OpenRosaRequest

Open Rosa Request

Much of OpenRosa communication comes in the form of HTTP requests and responses. In order to properly maintain appropriate formatting and compatibility over time, it is ideal for some information to be consistently provided on both sides of these interactions.

HTTP Requests

All HTTP requests (GET/POST/etc) should contain certain information to ensure that the server is appropriately able to understand a client's requests and respond appropriately. Since not all requests contain a flexible data payload, all of this information should be provided in the form of headers.

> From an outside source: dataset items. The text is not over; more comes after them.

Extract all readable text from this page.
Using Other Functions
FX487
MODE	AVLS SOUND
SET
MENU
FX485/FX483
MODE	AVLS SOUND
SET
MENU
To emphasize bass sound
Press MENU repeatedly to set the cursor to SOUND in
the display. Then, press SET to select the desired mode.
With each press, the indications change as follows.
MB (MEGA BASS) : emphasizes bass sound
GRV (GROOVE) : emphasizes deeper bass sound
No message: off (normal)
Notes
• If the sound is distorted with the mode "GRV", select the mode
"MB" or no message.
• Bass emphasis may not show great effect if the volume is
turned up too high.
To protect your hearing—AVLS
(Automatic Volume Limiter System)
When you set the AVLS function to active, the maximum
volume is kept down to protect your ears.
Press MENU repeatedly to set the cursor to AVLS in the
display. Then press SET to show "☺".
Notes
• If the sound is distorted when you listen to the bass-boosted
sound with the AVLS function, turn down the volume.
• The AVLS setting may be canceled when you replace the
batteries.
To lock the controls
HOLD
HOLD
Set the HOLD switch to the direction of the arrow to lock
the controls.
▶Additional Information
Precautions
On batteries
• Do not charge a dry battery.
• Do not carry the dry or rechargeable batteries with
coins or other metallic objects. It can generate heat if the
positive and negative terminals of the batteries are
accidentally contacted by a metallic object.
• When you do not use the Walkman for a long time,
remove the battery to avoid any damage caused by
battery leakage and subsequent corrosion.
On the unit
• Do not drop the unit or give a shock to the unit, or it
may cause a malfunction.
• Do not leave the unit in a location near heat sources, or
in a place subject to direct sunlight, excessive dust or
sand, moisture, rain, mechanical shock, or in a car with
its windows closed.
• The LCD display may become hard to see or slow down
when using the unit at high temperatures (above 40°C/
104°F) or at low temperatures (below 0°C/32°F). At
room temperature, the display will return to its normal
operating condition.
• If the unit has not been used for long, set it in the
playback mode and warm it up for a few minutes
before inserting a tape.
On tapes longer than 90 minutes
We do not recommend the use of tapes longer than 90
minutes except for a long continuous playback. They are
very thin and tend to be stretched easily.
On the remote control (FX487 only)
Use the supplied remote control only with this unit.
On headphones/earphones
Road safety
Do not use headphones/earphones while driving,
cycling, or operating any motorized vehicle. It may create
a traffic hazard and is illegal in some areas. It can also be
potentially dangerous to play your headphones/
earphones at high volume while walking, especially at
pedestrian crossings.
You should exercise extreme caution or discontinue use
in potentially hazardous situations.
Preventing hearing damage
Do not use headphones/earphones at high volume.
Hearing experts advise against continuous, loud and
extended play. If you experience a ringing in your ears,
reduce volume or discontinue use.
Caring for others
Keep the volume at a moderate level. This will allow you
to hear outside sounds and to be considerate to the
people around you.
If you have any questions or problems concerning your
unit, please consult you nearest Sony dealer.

The table of headers to be included for requests in OpenRosa 1.0 standards is as follows:

HeaderValuesRequired
Accept-LanguageThe key for what language a response is expected in.No. Response acceptable in any locale
X-OpenRosa-Version1.0 (currently, obviously different in the future)Yes
DateThe date on the device in Mon, 14 Feb 2011 16:48:15 GMT formatYes

The table of url arguments that should be accepted for requests is as follows

ArgValuesRequired
itemstrue or false - Specifies whether to include the item count in the response envelopeNo. Defaults to false

HTTP Responses

The list of expected headers to be included in an OpenRosa response (regardless of the body of the response) is

HeaderValuesRequired
Content-LanguageThe key for the response locale.No, but recommended for i18n response purposes
X-OpenRosa-Version1.0 (currently, obviously different in the future)Yes
DateThe date on the server in Mon, 14 Feb 2011 16:48:15 GMT formatYes

When a response is issued from an OpenRosa server, the format of the response payload will often be defined by the specific API (Form List, for instance). However, APIs which are fundamentally transactional (user registration, form submission, etc) all contain similar semantics. As such, they will utilize a shared XML Envelope of the format

     <OpenRosaResponse xmlns="http://openrosa.org/http/response" items=""> <!-- items: Optional number of how many payloads are included in this envelope -->
         <message nature=""/>                                              <!-- 0 or 1: message payload to be displayed to the user. Nature is an optional tag to group messages by type -->
         <*/>                                                              <!-- 0 or many: additional payloads to be parsed per platform-->
     </OpenRosaResponse>

For Example:

    <OpenRosaResponse xmlns="http://openrosa.org/http/response" items="3">
        <message nature="submit_success">Some message to be displayed to the user</message>
        <Registration xmlns="http://example.org/user/registration"/> <!-- optional -->
        <!--... Some platform specific response ...-->
    </OpenRosaResponse>

API's using this response can then include their namespaced payload inside of the response. This response should be handled in a unified way on the client, regardless of the specific submission. IE: Any time an OpenRosa response envelope is received, any of its payloads should be parsed properly.

Any responses included in the envelope that are unrecognized by the client should be ignored without error.

Since the server cannot receive confirmation that a response was successfully retrieved, any responses included in the envelope should be considered idempotent.

The message component of a response envelope should be returned (if possible) in the language specified by the Accept-Language header ID. The nature attribute of a message is an optional ID which can be used to categorize the type of a response. If the nature of two messages is identical in a bulk operation, for instance, the assumption is that only one of them need be presented to a user (presumably the newest).

As an example, if a server submits 4 xforms, and receives the responses

    <OpenRosaResponse xmlns="http://openrosa.org/http/response">
        <message nature="submit_success">Thanks, you've submitted 4 forms today </message>
...
    </OpenRosaResponse>
...
    <OpenRosaResponse xmlns="http://openrosa.org/http/response">
        <message nature="submit_success">Thanks, you've submitted 5 forms today </message>
...
    </OpenRosaResponse>
...
    <OpenRosaResponse xmlns="http://openrosa.org/http/response">
        <message nature="submit_user_registered">User 'paul' created succesfully!</message>
...
    </OpenRosaResponse>
...
    <OpenRosaResponse xmlns="http://openrosa.org/http/response">
        <message nature="submit_success">Thanks, you've submitted 6 forms today</message>
...
    </OpenRosaResponse>

A client could present a message like:

Bulk Submit Complete

  • Thanks, you've submitted 6 forms today
  • User 'paul' created successfully!